Monday, February 23, 2009

A good father?

To those who have been readers of my blog(s) for some time, here's a question. What kind of a father do you think I am? Is my daughter lucky or otherwise?
I am not really being facetious here. Unlike most parents I know, I did not convince myself the moment my daughter was born that I was the best thing that could have happened to her. And I have never stopped wondering...

Sunday, February 22, 2009

Jeeves forgotten?


I should have thought that P.G. Wodehouse created a true immortal with his Jeeves character. People from the time of Jyoti Basu till yours truly have been afficionados. Now, despite the fact that more people are learning English (after a fashion) all over India than ever before, few people read the Bertie Wooster books - and one of the reasons, so many of my pupils tell me, is that they find the English so 'difficult' that all the humour goes clean over their heads. Well, it is true that Wodehouse's English is incredibly sophisticated, what with its wealth of allusions, puns, innuendos, idioms and idiosyncratic turns of phrase - but if so many 'English-educated' people who have gone to the best schools (and are very snooty about their learning) cannot read what we in our day laughed ourselves to tears over, what price their education?

Saturday, February 21, 2009

Of noses and other profound things



It has been said that if Cleopatra's nose had been only slightly shorter, all history would have been different. In the Ramayana, we read of Lakshman cutting off Surpanakha's nose (as well as ears) for being too saucy, and that, as we all know, led to all hell breaking loose! And some people have been known to be extraordinarily sensitive about their extraordinarily long noses - the great (semi-legendary) French romantic and swordsman, Cyrano de Bergerac, challenged people to duels for insults to his nose (which he had often merely imagined) and composed poems extempore to the rhythm of his sword thrusts and parries even as he fought. There are endless jokes about Jews and their noses, and I have wondered whether having small/flat noses makes people feel bad or sad. Having a rather long hooter myself (and proud to know that in ancient Rome they called it 'patrician'), I often point to it to demonstrate what 'aquiline' means. Sharks have no visible noses, and dogs have rudimentary ones compared to us, yet they can smell far better. We weren't given such noses merely to be able to smell. Surely this is a matter that calls for profound thought?

Friday, February 20, 2009

Last post for the first day

'I have a billion,' sighed the tycoon, 'but I am seventy.'

'Why,' simpered the bimbo, 'you look twenty!'

Noticed the quote at bottom?

Now why is it there, do you wonder? I am not clinically insane - in the sense that I don't bite people or go dancing and singing in the buff or way-out things like that - and yet all my friends have known for a long time that lots of people call me mad, and not always very kindly either. Let me see: can you count the ways in which I have been said to be 'mad'? ... and do you think you can figure out why it might be a pleasure, too?

Witty about dying...

There was this king who, when his death was mentioned, exclaimed, 'Die? Why, Sir, that's the last thing I should do!' (I do, do hope people get the pun!)
Then there was the funny man who said 'I'm not afraid to die: I just don't want to be there when it happens.' And Sir Thomas More, who supposedly raised a finger, removed his flowing beard from the chopping block, put his head down, and told the executioner 'You can go ahead now; I didn't want my beard to be harmed; it has not offended the king.'
I wonder, too, if you have read about the monk who was always making his devotees laugh. When he was on his deathbed, he made his last request: that he should be cremated with his clothes on.

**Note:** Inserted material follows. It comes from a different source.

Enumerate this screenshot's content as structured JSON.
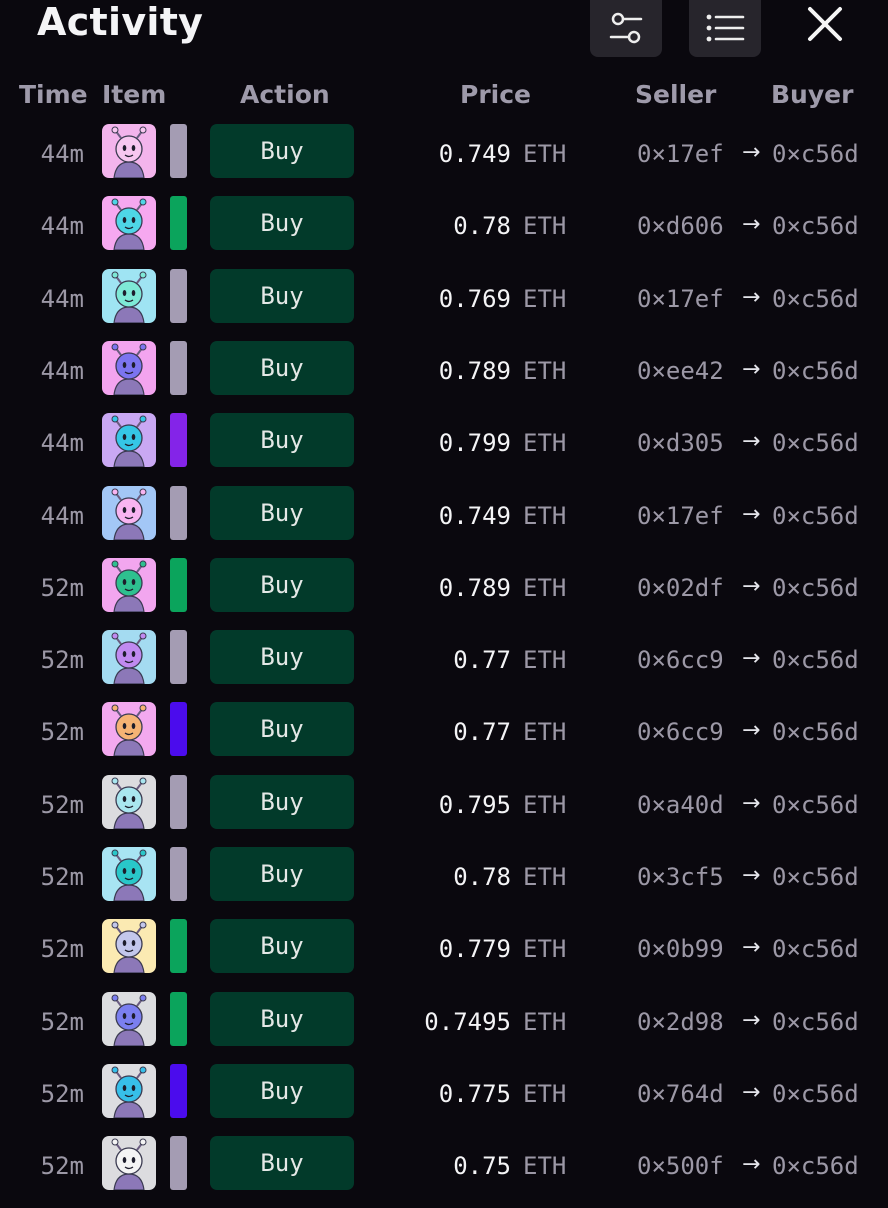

When the pyre was lit, there was a great burst of firecrackers - he had apparently hidden a lot of them in his robes. Even at his funeral, he was making people laugh...

Apologia

That word above is an old-fashioned one, which most readers may not be familiar with. I am not apologizing for anything, just offering an explanation for why I should want to start another blog.

My other, original blog will continue and, I hope, thrive in the months and years to come. This one is not a separate project; I expect my old and faithful readers to visit it in tandem. But I also hope that this one will create a somewhat different image of me, and draw other kinds of readers…

If you ask why, my reasons are manifold:

· The older blog is getting cluttered with too many posts, and very few people have the time/patience to explore it for older posts,
· Despite my intentions (see this essay), it has started sounding rather too solemn, practical, worldly, and I would like readers to find out other facets of my character/interests too,
· To live a full and good life, one must attend to many things. As with money and work and sex and philosophy and music, pure fun and whimsy (of the cerebral kind, it goes without saying – I have no desire to attract your typical mall-hopper, pub-crawler, giggly teenager or party animal) should have some space for itself, and that is one of the themes I wish to attend to here, in the spirit of Carroll’s most famous ‘nonsense’ poem Jabberwocky

… well, there are other reasons, but let that be enough for now.

Oh, one more thing: I shall be delighted to have suggestions by way of comments here, too!